Obviamente, la derrota de Alemania anuló este acuerdo; pero un año más tarde (1919), según se reseña en el diario del diplomático americano William Bullit, Lenin ofrecía a la delegación americana, ante el temor de un posible apoyo a la “resistencia” interior de Rusia, limitar el Gobierno bolchevique a Moscú, junto a una reducida zona circundante y a la ciudad que se conoció como Leningrado. De esta manera Lenin se mostraba dispuesto a abandonar Bielorrusia occidental, la mitad de Ucrania, todo el Cáucaso, Crimea, toda la región de los Urales, Siberia y Múrmansk, repitiendo con las potencias Aliadas el acuerdo que había firmado anteriormente con Alemania y sus aliados (referencia en Vremia i my, nº 116, pág.: 216).
Esta actitud, por parte de los líderes comunistas, fue rápidamente abandonada al descubrir estos la falta de riesgo real para la revolución bolchevique, dada la pasividad de occidente frente a la misma. Pero la utilización de Rusia como moneda de cambio por poder no acabó, materializándose, en febrero de 1920, en la cesión de Estonia – junto con la población rusa de Ivangorod y Narva, así como algunos “santos lugares” de Pechori e Izborsk -, a cambio del primer reconocimiento internacional. Poco tiempo después, el camarada Lenin, cedió Letonia, también con una muy importante población rusa. (Documentos de política exterior de la URSS, Moscú, 1959, t. III, pág.: 675)

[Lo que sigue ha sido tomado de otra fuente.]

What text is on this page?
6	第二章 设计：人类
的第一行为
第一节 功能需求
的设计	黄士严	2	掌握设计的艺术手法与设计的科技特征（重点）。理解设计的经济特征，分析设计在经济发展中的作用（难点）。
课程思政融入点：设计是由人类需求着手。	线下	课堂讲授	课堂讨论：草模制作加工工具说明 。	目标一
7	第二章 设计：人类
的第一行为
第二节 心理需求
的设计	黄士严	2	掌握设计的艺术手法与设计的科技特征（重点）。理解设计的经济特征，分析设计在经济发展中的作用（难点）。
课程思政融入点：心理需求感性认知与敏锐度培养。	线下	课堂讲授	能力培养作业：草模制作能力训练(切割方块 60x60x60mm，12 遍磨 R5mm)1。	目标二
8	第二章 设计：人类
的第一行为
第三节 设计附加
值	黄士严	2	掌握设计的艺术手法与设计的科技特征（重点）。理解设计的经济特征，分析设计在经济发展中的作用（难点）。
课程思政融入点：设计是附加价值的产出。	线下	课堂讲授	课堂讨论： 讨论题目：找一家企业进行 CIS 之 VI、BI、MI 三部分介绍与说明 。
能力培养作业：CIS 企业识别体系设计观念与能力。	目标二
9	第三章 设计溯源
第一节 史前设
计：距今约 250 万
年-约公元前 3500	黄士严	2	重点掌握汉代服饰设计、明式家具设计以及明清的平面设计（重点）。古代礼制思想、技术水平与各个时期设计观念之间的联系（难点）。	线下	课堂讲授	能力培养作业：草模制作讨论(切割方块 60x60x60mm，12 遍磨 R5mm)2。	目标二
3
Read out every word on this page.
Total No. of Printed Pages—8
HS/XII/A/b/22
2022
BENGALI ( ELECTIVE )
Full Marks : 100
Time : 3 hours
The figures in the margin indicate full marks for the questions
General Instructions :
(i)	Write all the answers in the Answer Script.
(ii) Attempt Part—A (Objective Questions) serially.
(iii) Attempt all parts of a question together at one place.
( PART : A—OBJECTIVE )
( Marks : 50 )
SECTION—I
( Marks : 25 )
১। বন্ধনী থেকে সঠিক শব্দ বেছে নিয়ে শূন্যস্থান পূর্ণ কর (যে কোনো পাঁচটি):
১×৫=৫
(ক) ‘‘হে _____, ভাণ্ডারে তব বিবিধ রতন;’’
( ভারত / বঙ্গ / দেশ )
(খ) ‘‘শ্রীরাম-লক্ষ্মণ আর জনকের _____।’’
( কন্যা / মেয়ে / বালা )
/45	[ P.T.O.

A pesar de estos acontecimiento y otros muchos posteriores, y a pesar de los millones de asesinados y exiliados por el régimen soviético, resulta sorprendente que, a los líderes y ciudadanos de occidente, les pase desapercibido el que entre las primeras víctimas del comunismo soviético se encontró el pueblo ruso, la nación rusa.
Es en este contexto, de no primacía de la identidad rusa en el seno de la política soviética, en el que se puede comprende el por qué, tal como sucedió con la Yugoslavia de Tito, la desintegración de la URSS, acaecida el 12 de junio de 1990, se produjo siguiendo las artificiales fronteras internas trazadas por Lenin, cuya finalidad principal estribaba en el control político y administrativo; con lo que Rusia se vio desgajada de regiones enteras y, de la noche a la mañana, una población de 25 millones de rusos fue abandonada a su suerte, creando la mayor diáspora forzosa de la Historia.
Sorprendentemente, con una ignorancia histórica manifiesta por parte de los principales protagonistas, nadie cuestionó la viabilidad de dichas fronteras, siendo reconocidas de inmediato por parte de la comunidad internacional, dando el primer paso para las distintas crisis que se producirían posteriormente, y convulsionaron y convulsionan Europa.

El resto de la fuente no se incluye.